Hürriyet'ten Cansu Çamlıbel'in haberine göre, Güler şunları söyledi:
"16 Temmuz'un öğlen saatlerinde hapsedildiğim odanın kapısı açıldı ve tanıdık bir ses duydum. ‘Yahu Yaşar sen burada ne arıyorsun?' diyen bir ses. Yıllarca birlikte mesai yaptığım, ailecek görüştüğüm bir insan, bir havacı Orgeneral Akın Öztürk. Kelepçeli olduğum ortamda serbestçe geziyor. Emir astsubayı yanında, talimatlar veriyor ve orada olduğumdan haberi olmadığını söylüyor. Kelepçelerimi, gözümdeki bandı açtırdı, ailemle konuşturmayı teklif etti. Evimi aradılar, ben oturduğum yerden seslenerek iyi olduğumu söyledim.

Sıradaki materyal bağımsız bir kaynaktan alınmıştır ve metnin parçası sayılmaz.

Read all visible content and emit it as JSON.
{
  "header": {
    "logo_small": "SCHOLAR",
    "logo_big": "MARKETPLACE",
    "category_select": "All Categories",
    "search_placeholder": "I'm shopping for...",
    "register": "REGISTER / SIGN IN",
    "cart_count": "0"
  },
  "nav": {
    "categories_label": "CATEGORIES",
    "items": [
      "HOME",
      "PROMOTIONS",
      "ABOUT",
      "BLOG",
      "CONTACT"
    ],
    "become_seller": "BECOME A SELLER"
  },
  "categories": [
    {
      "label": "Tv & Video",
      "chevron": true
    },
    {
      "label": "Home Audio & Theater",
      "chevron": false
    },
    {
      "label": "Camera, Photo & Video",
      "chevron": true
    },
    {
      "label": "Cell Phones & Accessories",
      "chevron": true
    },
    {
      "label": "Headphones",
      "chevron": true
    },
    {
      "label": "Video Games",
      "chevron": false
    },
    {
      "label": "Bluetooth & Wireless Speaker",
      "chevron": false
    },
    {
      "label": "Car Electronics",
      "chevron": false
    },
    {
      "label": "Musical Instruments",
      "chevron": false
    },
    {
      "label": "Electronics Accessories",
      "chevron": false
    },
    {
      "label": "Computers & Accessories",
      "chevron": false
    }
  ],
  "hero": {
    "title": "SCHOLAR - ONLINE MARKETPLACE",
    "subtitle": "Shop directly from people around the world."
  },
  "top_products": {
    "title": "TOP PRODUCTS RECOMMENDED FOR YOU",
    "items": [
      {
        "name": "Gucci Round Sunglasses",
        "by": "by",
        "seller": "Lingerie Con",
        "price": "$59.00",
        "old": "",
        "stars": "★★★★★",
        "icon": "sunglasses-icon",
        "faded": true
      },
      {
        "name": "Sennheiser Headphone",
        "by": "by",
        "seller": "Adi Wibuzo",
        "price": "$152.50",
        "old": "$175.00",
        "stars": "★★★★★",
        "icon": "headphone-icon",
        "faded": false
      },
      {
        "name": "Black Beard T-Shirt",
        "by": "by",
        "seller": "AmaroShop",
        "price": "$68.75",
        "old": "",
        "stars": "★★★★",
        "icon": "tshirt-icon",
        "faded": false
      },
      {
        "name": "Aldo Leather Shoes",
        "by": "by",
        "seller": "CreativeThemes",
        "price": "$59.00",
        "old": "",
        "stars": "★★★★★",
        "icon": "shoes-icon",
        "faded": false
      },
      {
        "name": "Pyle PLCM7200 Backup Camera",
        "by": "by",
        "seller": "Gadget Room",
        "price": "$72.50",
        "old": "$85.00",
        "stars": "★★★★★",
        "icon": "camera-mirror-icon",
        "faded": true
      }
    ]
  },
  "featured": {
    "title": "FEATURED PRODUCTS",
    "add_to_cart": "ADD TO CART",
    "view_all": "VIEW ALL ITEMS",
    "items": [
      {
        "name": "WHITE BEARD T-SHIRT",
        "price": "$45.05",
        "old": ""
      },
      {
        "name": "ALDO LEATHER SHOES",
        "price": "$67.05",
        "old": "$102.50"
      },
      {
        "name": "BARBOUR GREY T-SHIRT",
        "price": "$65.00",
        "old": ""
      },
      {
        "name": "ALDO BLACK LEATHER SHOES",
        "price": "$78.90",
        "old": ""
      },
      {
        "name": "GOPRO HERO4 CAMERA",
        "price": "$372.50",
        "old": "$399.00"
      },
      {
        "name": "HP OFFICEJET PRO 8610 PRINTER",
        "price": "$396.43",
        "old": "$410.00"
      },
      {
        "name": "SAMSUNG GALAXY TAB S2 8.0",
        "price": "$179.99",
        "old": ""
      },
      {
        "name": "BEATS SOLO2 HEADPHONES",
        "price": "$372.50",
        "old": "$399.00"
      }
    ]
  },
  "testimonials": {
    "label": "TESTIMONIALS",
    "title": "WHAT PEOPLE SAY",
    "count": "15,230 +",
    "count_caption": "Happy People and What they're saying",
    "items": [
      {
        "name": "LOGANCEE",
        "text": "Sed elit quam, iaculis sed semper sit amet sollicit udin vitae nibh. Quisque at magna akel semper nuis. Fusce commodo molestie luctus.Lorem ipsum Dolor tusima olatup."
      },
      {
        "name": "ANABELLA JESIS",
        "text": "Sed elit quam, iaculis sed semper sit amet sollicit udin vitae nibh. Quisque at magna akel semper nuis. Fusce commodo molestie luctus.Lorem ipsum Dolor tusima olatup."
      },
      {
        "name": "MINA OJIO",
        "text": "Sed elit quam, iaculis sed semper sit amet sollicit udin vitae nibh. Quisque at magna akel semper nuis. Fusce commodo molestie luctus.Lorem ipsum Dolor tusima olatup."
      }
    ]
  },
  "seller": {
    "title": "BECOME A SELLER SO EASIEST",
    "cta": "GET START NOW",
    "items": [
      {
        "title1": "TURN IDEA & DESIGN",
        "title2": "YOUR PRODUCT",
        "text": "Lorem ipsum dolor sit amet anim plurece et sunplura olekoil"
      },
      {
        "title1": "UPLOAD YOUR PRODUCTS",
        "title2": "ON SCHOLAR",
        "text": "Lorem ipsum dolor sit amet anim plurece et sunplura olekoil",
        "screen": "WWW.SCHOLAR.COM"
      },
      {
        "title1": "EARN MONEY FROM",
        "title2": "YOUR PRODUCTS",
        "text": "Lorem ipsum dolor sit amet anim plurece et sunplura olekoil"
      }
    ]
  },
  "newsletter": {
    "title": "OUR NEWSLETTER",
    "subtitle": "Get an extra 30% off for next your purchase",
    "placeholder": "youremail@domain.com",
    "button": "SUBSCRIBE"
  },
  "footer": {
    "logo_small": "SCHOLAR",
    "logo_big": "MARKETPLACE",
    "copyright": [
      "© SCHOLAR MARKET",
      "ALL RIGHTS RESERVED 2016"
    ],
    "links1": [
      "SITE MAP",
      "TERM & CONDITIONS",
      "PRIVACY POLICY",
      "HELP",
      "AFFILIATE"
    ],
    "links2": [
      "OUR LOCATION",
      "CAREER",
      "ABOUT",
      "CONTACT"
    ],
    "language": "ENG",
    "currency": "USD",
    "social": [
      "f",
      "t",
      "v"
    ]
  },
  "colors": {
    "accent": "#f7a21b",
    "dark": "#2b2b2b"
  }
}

'ANSIZIN GELEN TALİMATLA ROBOTA DÖNÜŞMÜŞLERDİ'
"Öztürk ayrılırken kapıda nöbetçi olduğu konusunda beni ikaz etmeyi unutmadı. Karşımdaki insan yakın görüştüğüm, yıllara dayanan bir mesai birlikteliği yaptığımız bir orgeneraldi. Bu kadar yüksek bir eğitim ve uzun bir kariyerin sonucunda iyi polis-kötü polis taktiğinin iyi polis rolünü üstlenmiş. Bir generalin ne kadar uzun sürede yetiştiğini düşünün. Ama bu insanlar bu kadar uzun sürecin sonunda bir gece ansızın gelen talimatla tamamen bir robota dönüşmüşlerdir."